I am a Pilates instructor by trade now, after my midlife crisis career change from the corporate world (was a business manager and project administrator). I am a Pantheist spiritually, but have no issues with other faiths provided they don't want to impose anything on me. Religions that are actually hiding a form of governance are a nonstarter for me.

I have two grown sons (30 and 34) and am married to my vastly new and improved Husband 2.0 - there will never be another ;)
 
I am a registered nurse certified in psychiatric nursing; worked in that capacity for 34 years. I retired several years ago after surgery for a brain tumor, but still work on a casual basis (usually once a month) in an outpatient psychiatric setting. I am also Christian; have three grown children and 5 grandchildren.
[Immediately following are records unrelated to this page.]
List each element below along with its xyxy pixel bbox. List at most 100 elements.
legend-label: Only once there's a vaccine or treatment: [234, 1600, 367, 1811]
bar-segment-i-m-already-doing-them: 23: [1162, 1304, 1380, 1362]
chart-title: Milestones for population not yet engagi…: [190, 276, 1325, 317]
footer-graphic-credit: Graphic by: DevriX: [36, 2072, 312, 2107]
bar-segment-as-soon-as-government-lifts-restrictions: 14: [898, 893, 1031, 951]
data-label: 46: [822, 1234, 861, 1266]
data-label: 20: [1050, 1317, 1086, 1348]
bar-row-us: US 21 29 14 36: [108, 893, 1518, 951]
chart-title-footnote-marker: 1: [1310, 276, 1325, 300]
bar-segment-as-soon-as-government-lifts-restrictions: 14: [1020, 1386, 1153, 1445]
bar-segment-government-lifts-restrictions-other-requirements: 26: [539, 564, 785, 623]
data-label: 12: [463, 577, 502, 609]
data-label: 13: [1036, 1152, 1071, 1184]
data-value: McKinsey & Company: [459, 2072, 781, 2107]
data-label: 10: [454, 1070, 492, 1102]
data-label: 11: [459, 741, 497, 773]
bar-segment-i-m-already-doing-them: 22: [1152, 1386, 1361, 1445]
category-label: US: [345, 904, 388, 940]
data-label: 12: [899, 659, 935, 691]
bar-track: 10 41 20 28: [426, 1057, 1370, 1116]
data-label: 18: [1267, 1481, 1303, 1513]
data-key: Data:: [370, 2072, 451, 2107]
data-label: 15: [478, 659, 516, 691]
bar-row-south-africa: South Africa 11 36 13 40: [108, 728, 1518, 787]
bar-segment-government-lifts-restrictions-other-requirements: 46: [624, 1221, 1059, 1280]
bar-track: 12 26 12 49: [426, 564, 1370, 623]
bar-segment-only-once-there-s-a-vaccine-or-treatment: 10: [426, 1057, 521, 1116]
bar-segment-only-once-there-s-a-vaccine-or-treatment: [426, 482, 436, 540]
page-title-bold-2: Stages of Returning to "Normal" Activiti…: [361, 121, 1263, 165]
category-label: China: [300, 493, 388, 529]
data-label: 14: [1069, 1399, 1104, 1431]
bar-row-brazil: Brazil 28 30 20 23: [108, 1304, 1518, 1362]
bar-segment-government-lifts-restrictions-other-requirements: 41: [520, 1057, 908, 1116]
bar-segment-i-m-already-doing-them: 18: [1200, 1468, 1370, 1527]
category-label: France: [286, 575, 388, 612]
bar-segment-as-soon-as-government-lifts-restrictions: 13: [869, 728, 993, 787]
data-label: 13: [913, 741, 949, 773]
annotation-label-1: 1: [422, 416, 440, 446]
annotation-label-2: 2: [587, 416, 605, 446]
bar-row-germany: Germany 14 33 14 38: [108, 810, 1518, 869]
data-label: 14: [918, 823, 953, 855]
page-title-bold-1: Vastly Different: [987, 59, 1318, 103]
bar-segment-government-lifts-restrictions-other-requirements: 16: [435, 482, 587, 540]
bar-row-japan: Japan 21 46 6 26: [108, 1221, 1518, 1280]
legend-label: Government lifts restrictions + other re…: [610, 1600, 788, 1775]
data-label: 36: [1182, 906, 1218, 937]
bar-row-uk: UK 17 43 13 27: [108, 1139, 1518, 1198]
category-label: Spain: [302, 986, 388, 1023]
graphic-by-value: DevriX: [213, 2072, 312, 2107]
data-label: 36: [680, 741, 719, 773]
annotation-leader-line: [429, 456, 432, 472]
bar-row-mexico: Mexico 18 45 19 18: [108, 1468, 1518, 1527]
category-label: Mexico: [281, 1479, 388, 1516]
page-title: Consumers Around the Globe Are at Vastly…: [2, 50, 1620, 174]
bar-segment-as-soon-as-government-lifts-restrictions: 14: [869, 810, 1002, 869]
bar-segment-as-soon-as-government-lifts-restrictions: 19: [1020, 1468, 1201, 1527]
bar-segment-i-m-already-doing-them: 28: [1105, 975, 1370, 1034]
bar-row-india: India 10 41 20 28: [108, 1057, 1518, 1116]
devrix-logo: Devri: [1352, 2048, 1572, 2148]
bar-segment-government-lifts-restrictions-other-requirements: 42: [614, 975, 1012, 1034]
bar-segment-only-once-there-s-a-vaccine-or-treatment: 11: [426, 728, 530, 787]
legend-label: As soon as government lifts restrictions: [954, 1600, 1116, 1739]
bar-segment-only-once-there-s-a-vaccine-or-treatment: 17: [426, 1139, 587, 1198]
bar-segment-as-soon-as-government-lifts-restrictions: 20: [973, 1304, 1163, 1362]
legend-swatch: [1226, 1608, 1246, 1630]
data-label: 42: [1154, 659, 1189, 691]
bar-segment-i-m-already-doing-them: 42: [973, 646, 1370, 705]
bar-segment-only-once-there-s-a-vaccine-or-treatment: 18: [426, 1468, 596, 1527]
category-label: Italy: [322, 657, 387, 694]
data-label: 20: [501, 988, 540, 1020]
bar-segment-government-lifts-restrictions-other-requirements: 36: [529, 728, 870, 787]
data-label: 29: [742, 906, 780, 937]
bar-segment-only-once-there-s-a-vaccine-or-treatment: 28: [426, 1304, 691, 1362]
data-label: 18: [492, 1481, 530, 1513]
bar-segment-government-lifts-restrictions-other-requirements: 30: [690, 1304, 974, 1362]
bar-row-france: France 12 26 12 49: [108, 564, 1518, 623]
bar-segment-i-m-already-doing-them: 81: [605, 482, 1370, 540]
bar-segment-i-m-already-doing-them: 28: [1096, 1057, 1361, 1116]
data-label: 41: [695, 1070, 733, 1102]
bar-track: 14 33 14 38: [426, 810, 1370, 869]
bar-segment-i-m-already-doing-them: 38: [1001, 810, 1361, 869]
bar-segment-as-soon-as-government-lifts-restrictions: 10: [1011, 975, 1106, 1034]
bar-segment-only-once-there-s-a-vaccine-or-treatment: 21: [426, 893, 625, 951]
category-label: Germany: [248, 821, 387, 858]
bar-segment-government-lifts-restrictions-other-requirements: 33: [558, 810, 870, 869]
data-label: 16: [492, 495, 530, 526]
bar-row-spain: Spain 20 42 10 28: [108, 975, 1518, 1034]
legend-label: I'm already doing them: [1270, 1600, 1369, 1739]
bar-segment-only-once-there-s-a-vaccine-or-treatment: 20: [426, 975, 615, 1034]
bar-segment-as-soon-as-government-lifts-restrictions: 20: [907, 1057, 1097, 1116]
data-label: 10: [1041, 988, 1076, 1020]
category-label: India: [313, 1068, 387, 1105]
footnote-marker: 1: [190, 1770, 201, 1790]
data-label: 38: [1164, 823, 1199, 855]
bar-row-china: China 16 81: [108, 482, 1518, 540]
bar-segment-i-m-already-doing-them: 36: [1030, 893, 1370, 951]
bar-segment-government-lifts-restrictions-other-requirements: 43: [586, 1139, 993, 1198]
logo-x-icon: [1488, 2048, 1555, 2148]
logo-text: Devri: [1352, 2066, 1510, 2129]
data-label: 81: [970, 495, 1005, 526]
I live with my second husband (first husband died in an accident 11 years ago), my daughter and her husband and their three children, and my oldest son who retired from the Air Force in August and came back home to live. I am very blessed to be surrounded by the people that I love. Fell in love with soap making approximately one year ago, and have never looked back. I also enjoy gardening and canning. I have learned so much from being a member of this forum, and continue to check in whenever I can as I am always sure to learn something new. What a great group people.
 
My career has been mainly in telecommunications. I'm a windsurfer and a craft addict. Aside from soap making, I enjoy riding my bike, gardening, being close to the water and making anything that I can use in the bath. I Used to be really funny and outgoing but since the passing of my daughter this year I've become quite an introvert. My dream is to be in a place where I'm happy, not having corporate stress over my shoulders. I consider myself spiritual.